Political Commitment is a Common Task
Maybe the US Americans always thought it was impossible to get a president like the one they just got. All of a sudden, there’s a person in the White House that reminds us more of Rumpelstiltskin than a president, and also acts more like the former, less like the latter.
Of course, especially those citizens that came to the United States due to the previously liberal general direction will go ballistic. A chunk of these people are successful in the tech industry and occupy leading positions.
Thus, for weeks not, I’ve been wondering why the protest is still very muted, almost not noticeable. Apparently, showing color is not really popular these days. It’s also astonishing how fast the journalists that visit the press conferences in the White House can pretty much be muzzled. If this weren’t the case, DPA reporter Kristina Dunz would not have caused such a ruckus with her critical questions.
Especially in a political system like the USA, it is not even necessary to bow down in rushed submission. After all, Trump is bad enough, but at least (for now) he’s not an Erdogan that lets critics disappear.
In democratic systems, the pressure of the masses can cause change. Thus, political commitment is always a common task, and should not be left to single activists.
The Noun Project Presents: Icons for Change
The Noun Project was created as a successful Kickstarter venture in late 2010. The goal of the project is the creation of a visual language that is understood internationally, and not reliant on additional explanations in the form of words.
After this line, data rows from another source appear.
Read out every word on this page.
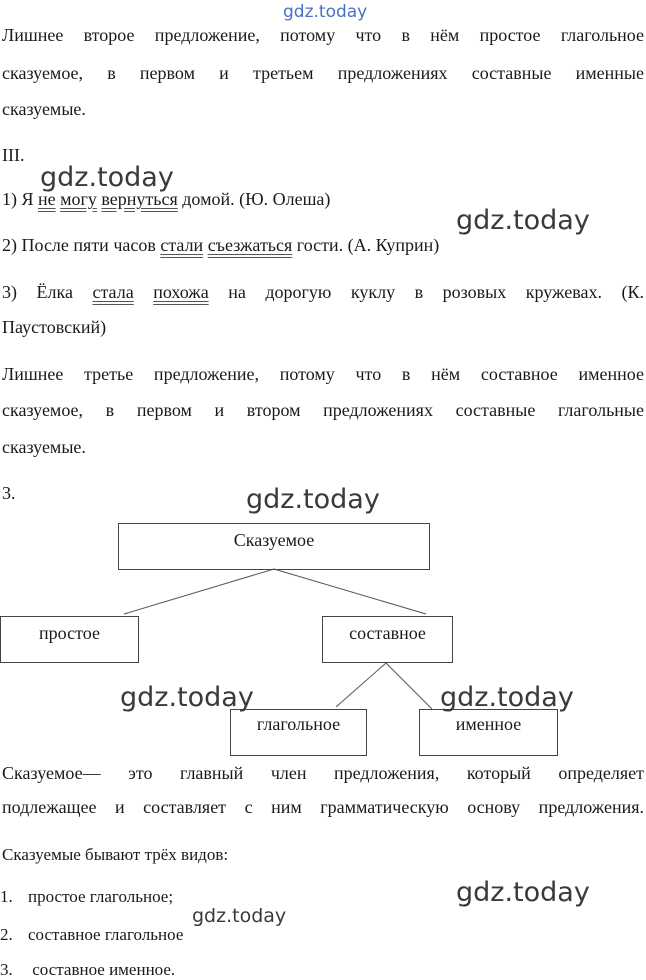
gdz.today
Лишнее второе предложение, потому что в нём простое глагольное
сказуемое, в первом и третьем предложениях составные именные
сказуемые.
III.
gdz.today
1) Я не могу вернуться домой. (Ю. Олеша)
gdz.today
2) После пяти часов стали съезжаться гости. (А. Куприн)
3) Ёлка стала похожа на дорогую куклу в розовых кружевах. (К.
Паустовский)
Лишнее третье предложение, потому что в нём составное именное
сказуемое, в первом и втором предложениях составные глагольные
сказуемые.
3.	gdz.today
Сказуемое
простое	составное
глагольное	именное
gdz.today	gdz.today
Сказуемое— это главный член предложения, который определяет
подлежащее и составляет с ним грамматическую основу предложения.
Сказуемые бывают трёх видов:
gdz.today
gdz.today
1. простое глагольное;
2. составное глагольное
3. составное именное.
So, The Noun Project strives for nothing less than the creation of a globally comprehensive image language. Hence, it follows the Wikipedia way but tries to tear down language barriers in an elegant fashion. Following the theory that a picture is worth a thousand words, The Noun Projects wants to create international understanding on a global scale.
Icons for Change – The Noun Project Shows Color
Without a doubt, the idea is interesting. Leaving the entire partly ideological overhead aside, this merely is an extensive collection of icons on any imaginable topic.
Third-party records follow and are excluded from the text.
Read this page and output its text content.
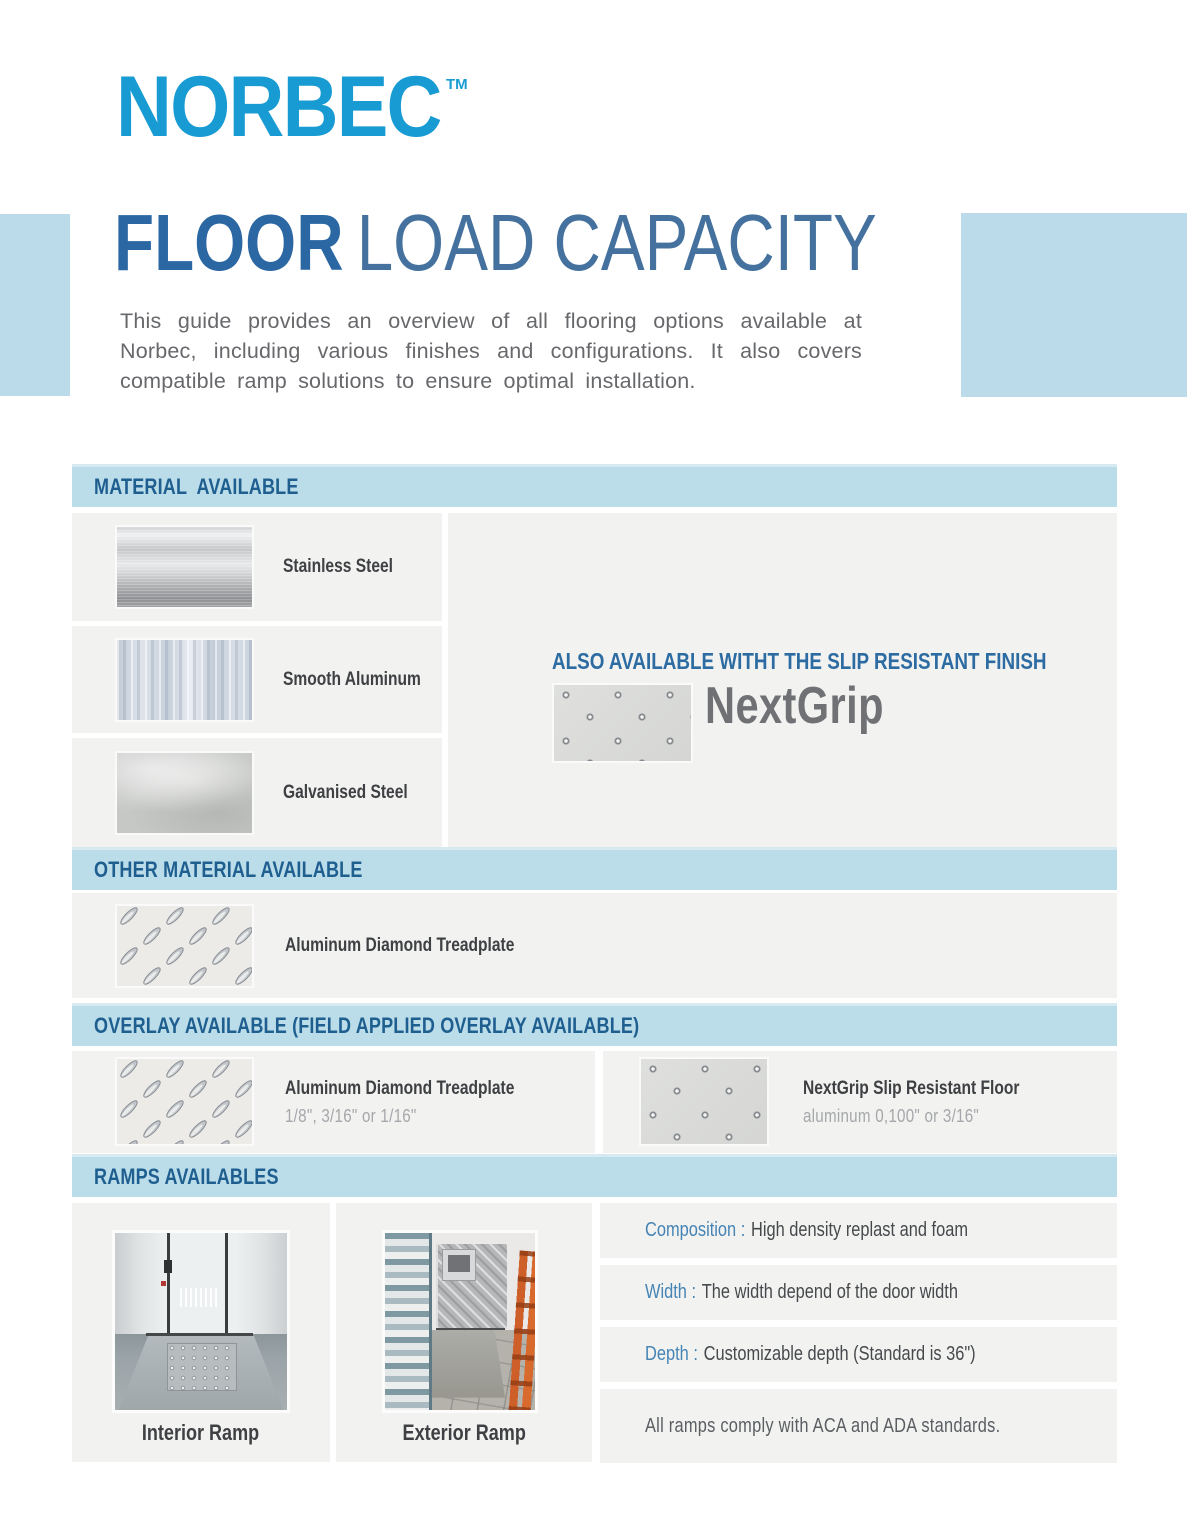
NORBEC TM
FLOOR LOAD CAPACITY

This guide provides an overview of all flooring options available at Norbec, including various finishes and configurations. It also covers compatible ramp solutions to ensure optimal installation.

MATERIAL  AVAILABLE
Stainless Steel
Smooth Aluminum
Galvanised Steel
ALSO AVAILABLE WITHT THE SLIP RESISTANT FINISH
NextGrip
OTHER MATERIAL AVAILABLE
Aluminum Diamond Treadplate
OVERLAY AVAILABLE (FIELD APPLIED OVERLAY AVAILABLE)
Aluminum Diamond Treadplate
1/8", 3/16" or 1/16"
NextGrip Slip Resistant Floor
aluminum 0,100" or 3/16"
RAMPS AVAILABLES
Interior Ramp	Exterior Ramp
Composition : High density replast and foam
Width : The width depend of the door width
Depth : Customizable depth (Standard is 36")
All ramps comply with ACA and ADA standards.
From the perspective of the noble goal of international communication, and under the aspect that the majority of the project’s contributors are not US-Americans, it is understandable that The Noun Project advocates tolerance and pluralism.
The new project “Icons for Change” enters the protest and delivers modern, striking posters for common problems of our time. In addition to the provision of the material in an editable PDF format, the page also informs you about upcoming protests in the USA, or worldwide, if a campaign is being executed internationally.
Using the content on “Icons for Change” is under no restrictions, and can be done completely freely. However, you will be asked for a donation for the different charity projects mentioned on this page. This is optional, though.
From a political viewpoint, you may not like all the supported positions, but all of them convey powerful messages. Barge in!